Producers in China eye Vietnam in wake of US tariffs

By Minh Nga   August 26, 2018 | 06:28 pm PT
Producers in China eye Vietnam in wake of US tariffs
The label of a Washington D.C. sweatshirt bears a U.S. flag but says Made in China at a souvenir stand in Washington. Photo by Reuters
The escalating trade war between the U.S. and China is causing many businesses to consider moving some of their operations out of China.

Factory owners in China’s Guangdong Province said that they are planning to produce outside China, given the existing tariffs and uncertainty about future U.S. trade measures.

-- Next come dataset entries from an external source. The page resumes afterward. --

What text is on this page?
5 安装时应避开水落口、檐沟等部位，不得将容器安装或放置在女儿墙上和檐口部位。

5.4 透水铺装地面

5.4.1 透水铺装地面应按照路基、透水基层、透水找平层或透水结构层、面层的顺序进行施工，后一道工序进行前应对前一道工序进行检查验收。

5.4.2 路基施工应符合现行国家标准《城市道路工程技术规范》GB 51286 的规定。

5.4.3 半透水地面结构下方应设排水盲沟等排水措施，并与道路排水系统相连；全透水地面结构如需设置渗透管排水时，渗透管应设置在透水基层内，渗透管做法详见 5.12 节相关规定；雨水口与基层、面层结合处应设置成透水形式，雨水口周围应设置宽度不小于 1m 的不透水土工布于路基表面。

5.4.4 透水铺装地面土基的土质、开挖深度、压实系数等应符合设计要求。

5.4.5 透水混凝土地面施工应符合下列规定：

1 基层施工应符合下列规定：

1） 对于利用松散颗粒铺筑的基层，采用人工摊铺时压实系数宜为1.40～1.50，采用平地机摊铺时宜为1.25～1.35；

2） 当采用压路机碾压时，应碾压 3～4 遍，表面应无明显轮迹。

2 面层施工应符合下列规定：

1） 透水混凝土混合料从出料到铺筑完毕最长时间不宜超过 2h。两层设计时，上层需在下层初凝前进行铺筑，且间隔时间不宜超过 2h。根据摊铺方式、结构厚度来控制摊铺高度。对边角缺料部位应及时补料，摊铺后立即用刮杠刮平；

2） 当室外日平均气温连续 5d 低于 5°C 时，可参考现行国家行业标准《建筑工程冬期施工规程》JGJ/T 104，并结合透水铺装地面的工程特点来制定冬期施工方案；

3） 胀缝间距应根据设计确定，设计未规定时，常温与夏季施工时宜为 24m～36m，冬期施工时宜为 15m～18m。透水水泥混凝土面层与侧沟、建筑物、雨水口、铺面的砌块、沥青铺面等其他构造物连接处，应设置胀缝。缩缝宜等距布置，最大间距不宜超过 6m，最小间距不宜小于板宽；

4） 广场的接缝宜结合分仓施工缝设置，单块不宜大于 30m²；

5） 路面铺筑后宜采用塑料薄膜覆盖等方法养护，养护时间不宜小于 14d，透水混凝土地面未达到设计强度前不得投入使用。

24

Angelo Cheung, a Hong Kong-based executive for Aoyagi, a Japanese electronics group that manufactures in China, told Financial Times that some orders from the U.S. had already been halted because of the increasing uncertainty.

Cheung said his company is considering various options including moving part of its supply chain to Vietnam.

Now with tariffs on made-in-China products set to rise, nations like Cambodia and Vietnam turn out to be more attractive than ever for U.S.-based consumer-goods makers that have factories in China, according to Bloomberg.

Some of the names on the list are now Steven Madden Ltd., Tapestry Inc.’s Coach and Vera Bradley.

Steve Lamar, executive vice president of the American Apparel & Footwear Association, said that “the shift has been under way” and that the talk of tariffs has created “a lot of anxiety” and companies are gauging how fast they can make more changes to their sourcing.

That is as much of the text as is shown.